The part I haven’t been able to delegate is fixing minor formatting
errors and then turning the documents into PDFs, so they can be
combined with PDF printouts of our Pro/Engineer drawings for
archiving. This part is going to drive me mad.
Before I even get to the meat of my complaining, Pro/E is no picnic
to edit. It’s a big, somewhat unwieldy program, and on my workstation
it is SLOW AS DIRT. I’ve literally started opening a big model, gone
for coffee, and come back to find that it’s not done loading
yet. Furthermore, since the drawings we’re making need to look like
continuation pages of the Word document, every time the Word document
changes in length by a page in either direction you have to renumber
the 1-9 pages of drawing, each individually by hand. (There’s normally
an autonumbering feature, but it doesn’t have a way to specify an offset.)
So formatting issues with Word are particularly annoying.
Word, for all that it is WYSIWYG, doesn’t feel that way when you’re
creating PDF documents. The "autocorrect" feature has an annoying
tendancy to "help" me organize my ordered lists, automatically
formatting them with the appropriate indentations. Great—except
that the format requires that all the sub-categories not be
indended, so then I have to fix the indentations manually. This seems
to happen about every other time I save the document.
I have Adobe Acrobat Professional, so when I create a PDF document, I
have a really convenient-looking button to click to turn my Word
document into a PDF. "Great!", I think, "This will be so much easier
than the PDF printer I had before". Well, yes and no. AAP makes a
PDF by saving the document, closing it, opening it again, printing the
document, closing it again, and then opening it for you to work again.

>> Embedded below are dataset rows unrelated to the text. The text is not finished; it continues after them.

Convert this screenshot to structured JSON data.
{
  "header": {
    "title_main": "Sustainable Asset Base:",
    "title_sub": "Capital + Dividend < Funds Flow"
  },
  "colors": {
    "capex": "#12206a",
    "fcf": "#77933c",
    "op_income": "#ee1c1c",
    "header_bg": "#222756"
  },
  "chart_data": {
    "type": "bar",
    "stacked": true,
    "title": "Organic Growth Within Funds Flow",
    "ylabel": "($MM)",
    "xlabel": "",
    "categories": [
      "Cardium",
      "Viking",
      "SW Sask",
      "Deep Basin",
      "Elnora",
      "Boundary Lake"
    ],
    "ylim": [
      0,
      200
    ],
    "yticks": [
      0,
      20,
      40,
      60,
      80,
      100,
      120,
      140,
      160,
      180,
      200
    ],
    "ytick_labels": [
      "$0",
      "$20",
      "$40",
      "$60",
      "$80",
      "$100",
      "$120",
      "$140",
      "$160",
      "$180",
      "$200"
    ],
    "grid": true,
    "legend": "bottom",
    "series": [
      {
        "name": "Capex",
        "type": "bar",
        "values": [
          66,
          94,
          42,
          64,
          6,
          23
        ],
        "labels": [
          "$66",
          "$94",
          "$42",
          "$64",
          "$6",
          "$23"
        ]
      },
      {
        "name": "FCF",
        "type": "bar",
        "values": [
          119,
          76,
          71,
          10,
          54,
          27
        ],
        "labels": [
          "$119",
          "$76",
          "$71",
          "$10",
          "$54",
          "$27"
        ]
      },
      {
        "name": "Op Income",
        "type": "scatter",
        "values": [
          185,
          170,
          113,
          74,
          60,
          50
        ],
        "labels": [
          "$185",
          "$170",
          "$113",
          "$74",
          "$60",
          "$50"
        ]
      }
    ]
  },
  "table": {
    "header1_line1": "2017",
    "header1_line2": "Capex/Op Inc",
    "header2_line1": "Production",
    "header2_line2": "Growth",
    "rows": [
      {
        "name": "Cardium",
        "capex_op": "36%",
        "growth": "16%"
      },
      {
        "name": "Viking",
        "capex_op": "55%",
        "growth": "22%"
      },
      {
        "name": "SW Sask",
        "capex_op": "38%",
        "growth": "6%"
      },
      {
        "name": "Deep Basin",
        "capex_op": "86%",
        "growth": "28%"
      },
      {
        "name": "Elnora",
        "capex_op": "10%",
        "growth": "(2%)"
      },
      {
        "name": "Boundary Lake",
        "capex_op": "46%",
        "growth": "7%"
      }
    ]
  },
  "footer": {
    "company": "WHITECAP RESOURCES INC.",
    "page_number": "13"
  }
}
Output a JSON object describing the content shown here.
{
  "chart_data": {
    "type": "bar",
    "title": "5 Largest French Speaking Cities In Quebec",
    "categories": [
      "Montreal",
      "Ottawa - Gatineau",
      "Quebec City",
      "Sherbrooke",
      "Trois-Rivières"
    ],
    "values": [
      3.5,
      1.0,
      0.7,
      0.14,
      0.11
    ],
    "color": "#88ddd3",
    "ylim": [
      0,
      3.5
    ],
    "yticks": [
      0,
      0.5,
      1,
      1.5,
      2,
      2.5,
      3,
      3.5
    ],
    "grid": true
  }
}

It does it all automatically—except for the status messages.
A typical PDF generation, then, looks like this:
"The document being saved contains tracked changes. Continue with
save?"
"This document is reserved to prevent accidental editing. Enter
password or choose read only"
"The document being printed contains tracked changes. Continue with
printing?"
prompt for a location to save PDF
"The document being saved contains tracked changes. Continue with
save?"
"This document is reserved to prevent accidental editing. Enter
password or choose read only"
And then I have a PDF, which I can merge with the Pro/E pages.
No wonder everyone hates doing documentation.